# Chicken Breast on the Pellet Grill, Thanks Goliath!



## disco (Sep 29, 2015)

Goliath kindly gave me some advice when I got my Louisiana Grills Pellet Smoker. One of the things he told me was how well his did boneless skinless chicken breasts. Not wanting to argue with an expert, I had to give it a try.

I started off with two chicken breast halves. I wanted to keep it simple as I am still learning the new smoker.

I just rubbed them with Cabela's chicken rub and put them on the grill which I had preheated to 350 F. I brushed the top with barbecue sauce. After 15 minutes, I turned them and brushed with barbecue sauce. I cooked for another 15 minutes. I made sure the internal temperature was over 165 and served.













Chicken Breast on the Pellet Smoker 1.jpg



__ disco
__ Sep 29, 2015


















Chicken Breast on the Pellet Smoker 2.jpg



__ disco
__ Sep 29, 2015


















Chicken Breast on the Pellet Smoker 3.jpg



__ disco
__ Sep 29, 2015






I served them with oven fried potatoes and Summer Squash and Tomatoes I cooked on the grill. The veggies turned out so well, I will post them.

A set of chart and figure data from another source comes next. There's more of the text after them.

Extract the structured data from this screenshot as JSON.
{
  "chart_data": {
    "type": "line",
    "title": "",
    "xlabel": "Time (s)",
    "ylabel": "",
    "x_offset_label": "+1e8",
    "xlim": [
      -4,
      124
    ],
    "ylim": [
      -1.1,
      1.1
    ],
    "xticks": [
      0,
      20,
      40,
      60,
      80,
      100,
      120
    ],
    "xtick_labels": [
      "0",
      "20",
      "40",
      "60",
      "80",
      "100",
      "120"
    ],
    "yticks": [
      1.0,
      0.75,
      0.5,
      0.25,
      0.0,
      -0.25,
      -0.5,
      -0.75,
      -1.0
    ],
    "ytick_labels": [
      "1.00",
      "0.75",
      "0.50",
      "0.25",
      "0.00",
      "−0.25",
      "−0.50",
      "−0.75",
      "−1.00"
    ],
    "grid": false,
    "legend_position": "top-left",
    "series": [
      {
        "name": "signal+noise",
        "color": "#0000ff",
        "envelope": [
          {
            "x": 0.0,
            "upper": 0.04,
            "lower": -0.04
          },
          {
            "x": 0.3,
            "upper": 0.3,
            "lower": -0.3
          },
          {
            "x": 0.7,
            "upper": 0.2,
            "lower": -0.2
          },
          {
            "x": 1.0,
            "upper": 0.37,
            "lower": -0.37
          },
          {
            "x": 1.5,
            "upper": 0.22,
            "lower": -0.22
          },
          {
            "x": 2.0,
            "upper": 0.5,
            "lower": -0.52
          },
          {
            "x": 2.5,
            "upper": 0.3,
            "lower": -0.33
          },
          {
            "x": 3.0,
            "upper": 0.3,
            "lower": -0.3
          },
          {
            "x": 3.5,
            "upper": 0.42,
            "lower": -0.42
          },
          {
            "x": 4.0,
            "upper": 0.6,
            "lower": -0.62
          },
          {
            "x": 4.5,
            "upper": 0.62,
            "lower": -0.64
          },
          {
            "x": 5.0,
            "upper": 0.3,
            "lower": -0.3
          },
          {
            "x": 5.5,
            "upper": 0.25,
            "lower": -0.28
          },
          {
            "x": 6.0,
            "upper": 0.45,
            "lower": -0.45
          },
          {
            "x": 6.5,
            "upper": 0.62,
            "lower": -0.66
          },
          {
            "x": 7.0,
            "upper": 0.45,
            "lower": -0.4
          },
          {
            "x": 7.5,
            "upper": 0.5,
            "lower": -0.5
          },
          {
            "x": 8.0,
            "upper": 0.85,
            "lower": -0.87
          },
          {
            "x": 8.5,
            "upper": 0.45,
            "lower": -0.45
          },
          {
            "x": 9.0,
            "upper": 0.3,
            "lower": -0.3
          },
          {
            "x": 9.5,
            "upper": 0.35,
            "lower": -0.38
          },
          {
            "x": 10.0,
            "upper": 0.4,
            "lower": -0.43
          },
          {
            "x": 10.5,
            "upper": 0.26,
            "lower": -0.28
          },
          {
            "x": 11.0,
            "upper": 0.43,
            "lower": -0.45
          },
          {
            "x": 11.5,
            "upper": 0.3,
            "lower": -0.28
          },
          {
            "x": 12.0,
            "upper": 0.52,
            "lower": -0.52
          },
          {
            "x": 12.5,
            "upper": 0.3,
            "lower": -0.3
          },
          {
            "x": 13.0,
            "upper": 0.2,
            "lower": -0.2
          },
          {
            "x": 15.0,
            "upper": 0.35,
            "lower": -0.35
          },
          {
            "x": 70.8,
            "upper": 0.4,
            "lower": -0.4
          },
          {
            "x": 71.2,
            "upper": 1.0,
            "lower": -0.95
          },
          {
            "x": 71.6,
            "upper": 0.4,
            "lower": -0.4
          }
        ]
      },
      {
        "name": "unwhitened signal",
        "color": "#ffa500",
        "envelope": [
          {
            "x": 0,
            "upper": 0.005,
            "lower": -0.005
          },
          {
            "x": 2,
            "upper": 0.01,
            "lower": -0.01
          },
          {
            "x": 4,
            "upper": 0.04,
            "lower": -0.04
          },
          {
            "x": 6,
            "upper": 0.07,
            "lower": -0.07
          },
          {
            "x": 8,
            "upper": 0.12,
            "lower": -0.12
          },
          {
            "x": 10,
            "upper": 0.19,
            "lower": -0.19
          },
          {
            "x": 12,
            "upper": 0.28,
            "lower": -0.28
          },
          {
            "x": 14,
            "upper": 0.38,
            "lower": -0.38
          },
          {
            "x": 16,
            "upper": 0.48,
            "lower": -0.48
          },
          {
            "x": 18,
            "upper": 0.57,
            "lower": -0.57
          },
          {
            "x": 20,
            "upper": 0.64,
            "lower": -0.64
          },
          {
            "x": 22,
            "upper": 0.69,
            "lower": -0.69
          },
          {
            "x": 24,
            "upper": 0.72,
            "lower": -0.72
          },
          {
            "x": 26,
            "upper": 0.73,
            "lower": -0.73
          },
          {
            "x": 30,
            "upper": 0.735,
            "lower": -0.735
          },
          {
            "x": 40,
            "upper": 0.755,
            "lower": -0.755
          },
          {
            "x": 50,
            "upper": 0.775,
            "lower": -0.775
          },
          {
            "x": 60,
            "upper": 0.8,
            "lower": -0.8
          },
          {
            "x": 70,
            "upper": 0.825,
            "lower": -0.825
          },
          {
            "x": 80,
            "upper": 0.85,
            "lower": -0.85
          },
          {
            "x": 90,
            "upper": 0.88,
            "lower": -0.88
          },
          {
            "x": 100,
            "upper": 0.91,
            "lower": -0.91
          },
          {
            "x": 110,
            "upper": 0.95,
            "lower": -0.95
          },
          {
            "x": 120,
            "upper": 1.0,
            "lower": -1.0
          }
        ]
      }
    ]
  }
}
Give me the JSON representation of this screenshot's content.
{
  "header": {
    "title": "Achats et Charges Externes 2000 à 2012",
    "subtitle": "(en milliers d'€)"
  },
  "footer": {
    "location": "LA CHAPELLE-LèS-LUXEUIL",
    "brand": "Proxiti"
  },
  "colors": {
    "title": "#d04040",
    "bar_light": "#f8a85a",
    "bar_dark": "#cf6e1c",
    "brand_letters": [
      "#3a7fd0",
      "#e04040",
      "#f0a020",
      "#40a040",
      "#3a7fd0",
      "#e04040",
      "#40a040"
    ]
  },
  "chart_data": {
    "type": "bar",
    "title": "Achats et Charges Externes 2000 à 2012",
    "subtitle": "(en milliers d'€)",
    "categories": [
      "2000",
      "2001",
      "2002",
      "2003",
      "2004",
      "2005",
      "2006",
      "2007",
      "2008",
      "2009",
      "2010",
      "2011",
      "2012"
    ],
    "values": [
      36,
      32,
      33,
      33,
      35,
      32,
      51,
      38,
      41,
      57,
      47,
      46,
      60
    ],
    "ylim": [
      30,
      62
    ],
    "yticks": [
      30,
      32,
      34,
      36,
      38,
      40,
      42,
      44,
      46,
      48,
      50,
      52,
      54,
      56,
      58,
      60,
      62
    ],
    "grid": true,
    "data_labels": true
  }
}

Chicken Breast on the Pellet Smoker 4.jpg



__ disco
__ Sep 29, 2015






*The Verdict*

Goliath didn't lie to me. I was amazed at how moist these were. Normally, boneless chicken breasts get a little tough and dry. These were perfect. Thanks, Goliath.

Disco


----------



## dannylang (Oct 4, 2015)

great looking chicken breast, disco. and great looking post and good pictures.

dannylang


----------



## WaterinHoleBrew (Oct 4, 2015)

Another awesome smoke Disco, that's some real tasty lookin chicken there....


----------



## disco (Oct 4, 2015)

dannylang said:


> great looking chicken breast, disco. and great looking post and good pictures.
> 
> dannylang


Thanks. Learning to use a new rig is fun!


WaterinHoleBrew said:


> Another awesome smoke Disco, that's some real tasty lookin chicken there....


Thanks, Justin!


----------



## b-one (Oct 4, 2015)

Looks like the new toy is working out!


----------



## disco (Oct 4, 2015)

b-one said:


> Looks like the new toy is working out!


It is fun learning about a new rig!​


----------